The phylum Firmicutes constitutes the most diverse and abundant group of gastrointestinal microbiota which are grouped into four classes, Bacilli, Clostridia, Erysipelotrichia, and Negativicutes. They constitute about 39% of gut bacteria in healthy adults, but may increase to as high as 80% in an imbalanced microbial community.
Gram-negative Bacteroidetes and grampositive Firmicutes are bacterial phyla that dominate the entire human digestive tract, including the mouth, nose, throat, and colon.
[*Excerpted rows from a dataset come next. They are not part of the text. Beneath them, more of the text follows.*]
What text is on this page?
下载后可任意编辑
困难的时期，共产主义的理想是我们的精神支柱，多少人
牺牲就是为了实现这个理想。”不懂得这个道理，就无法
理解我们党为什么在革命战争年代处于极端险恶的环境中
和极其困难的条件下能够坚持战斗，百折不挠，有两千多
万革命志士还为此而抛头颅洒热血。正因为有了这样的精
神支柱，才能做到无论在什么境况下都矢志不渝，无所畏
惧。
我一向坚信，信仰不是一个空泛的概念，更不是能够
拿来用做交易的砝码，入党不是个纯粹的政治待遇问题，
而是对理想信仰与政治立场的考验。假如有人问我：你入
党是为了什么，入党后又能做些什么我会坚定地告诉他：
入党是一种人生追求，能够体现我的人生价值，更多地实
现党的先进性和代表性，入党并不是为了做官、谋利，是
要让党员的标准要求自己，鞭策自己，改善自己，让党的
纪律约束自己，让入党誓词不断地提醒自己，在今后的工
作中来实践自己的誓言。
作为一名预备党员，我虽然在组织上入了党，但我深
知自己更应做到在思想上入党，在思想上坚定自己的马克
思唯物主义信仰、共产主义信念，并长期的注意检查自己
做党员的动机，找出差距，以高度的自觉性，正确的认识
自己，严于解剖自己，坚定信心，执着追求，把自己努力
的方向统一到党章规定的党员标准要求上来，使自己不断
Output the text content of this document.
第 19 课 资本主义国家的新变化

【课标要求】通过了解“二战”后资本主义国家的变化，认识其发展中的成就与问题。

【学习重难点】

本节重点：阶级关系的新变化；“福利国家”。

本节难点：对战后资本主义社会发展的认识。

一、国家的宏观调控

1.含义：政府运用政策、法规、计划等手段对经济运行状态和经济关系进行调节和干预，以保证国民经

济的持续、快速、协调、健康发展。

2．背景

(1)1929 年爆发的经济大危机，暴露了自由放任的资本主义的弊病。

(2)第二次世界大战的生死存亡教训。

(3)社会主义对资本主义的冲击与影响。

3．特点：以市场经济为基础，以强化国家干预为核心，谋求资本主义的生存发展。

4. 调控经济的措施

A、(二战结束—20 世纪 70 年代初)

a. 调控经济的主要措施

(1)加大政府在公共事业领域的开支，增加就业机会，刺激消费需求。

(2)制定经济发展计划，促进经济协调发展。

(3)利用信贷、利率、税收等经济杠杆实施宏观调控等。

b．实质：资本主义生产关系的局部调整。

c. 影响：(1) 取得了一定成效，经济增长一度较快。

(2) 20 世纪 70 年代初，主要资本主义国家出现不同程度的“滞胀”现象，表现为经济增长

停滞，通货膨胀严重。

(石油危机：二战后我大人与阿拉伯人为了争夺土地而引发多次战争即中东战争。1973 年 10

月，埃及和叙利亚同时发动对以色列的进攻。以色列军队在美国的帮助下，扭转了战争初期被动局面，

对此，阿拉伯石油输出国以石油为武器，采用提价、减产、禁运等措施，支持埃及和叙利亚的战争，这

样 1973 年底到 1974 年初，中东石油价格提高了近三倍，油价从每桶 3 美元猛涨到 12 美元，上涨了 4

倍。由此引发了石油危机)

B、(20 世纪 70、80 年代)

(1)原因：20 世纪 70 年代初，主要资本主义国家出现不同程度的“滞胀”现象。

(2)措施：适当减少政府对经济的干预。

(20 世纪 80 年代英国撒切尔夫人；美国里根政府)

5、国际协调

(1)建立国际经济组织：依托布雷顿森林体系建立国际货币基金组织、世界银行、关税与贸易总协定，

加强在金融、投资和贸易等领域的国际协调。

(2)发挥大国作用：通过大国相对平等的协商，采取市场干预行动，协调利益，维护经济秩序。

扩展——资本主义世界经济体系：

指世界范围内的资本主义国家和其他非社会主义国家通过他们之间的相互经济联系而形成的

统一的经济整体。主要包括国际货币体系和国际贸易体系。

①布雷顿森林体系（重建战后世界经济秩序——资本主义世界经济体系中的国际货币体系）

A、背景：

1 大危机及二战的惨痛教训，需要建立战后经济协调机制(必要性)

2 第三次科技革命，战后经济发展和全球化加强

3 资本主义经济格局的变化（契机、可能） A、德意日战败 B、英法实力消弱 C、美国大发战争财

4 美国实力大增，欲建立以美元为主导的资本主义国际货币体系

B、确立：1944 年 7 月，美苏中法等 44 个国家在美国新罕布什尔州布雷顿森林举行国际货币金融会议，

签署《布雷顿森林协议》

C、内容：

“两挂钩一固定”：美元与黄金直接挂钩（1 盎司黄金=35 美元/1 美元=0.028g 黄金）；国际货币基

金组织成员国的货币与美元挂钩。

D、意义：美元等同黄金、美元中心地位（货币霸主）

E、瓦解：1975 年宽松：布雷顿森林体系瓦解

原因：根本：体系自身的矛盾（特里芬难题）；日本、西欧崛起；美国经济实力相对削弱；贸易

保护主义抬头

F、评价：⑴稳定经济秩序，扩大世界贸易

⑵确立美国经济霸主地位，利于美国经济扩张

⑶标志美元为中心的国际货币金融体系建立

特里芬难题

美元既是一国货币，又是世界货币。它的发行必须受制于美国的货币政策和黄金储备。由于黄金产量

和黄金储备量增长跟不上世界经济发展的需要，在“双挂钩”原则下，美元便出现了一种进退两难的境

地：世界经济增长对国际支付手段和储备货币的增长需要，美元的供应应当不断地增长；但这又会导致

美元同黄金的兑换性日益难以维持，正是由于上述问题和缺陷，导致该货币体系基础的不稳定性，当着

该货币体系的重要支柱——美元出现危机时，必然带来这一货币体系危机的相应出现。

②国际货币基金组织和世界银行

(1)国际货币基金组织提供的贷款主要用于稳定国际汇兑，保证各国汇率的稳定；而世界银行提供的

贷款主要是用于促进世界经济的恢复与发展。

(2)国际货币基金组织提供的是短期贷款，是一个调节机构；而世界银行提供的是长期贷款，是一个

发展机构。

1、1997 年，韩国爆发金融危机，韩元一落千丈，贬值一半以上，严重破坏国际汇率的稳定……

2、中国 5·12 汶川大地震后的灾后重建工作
An abnormal result in one or both of these phylum suggest imbalanced normal microbes in the GI tract. Further, high Firmicutes and low Bacteroidetes (resulting in a high F/B ratio) suggest microbial imbalance which may be related to increased caloric extraction from food, fat deposition and lipogenesis, impaired insulin sensitivity, and increased inflammation.
- High Firmicutes and low Bacteroidetes abundances have been equivocally associated with obesity. A high-fat diet is associated higher abundance of both Firmicutes and Proteobacteria, and lower abundance of Bacteroidetes in mice.
- Increased levels of Firmicutes have been associated with Crohn’s disease and ulcerative colitis.
- Low abundance of Firmicutes and greater abundance of Akkermansia muciniphila have been reported in lean individuals.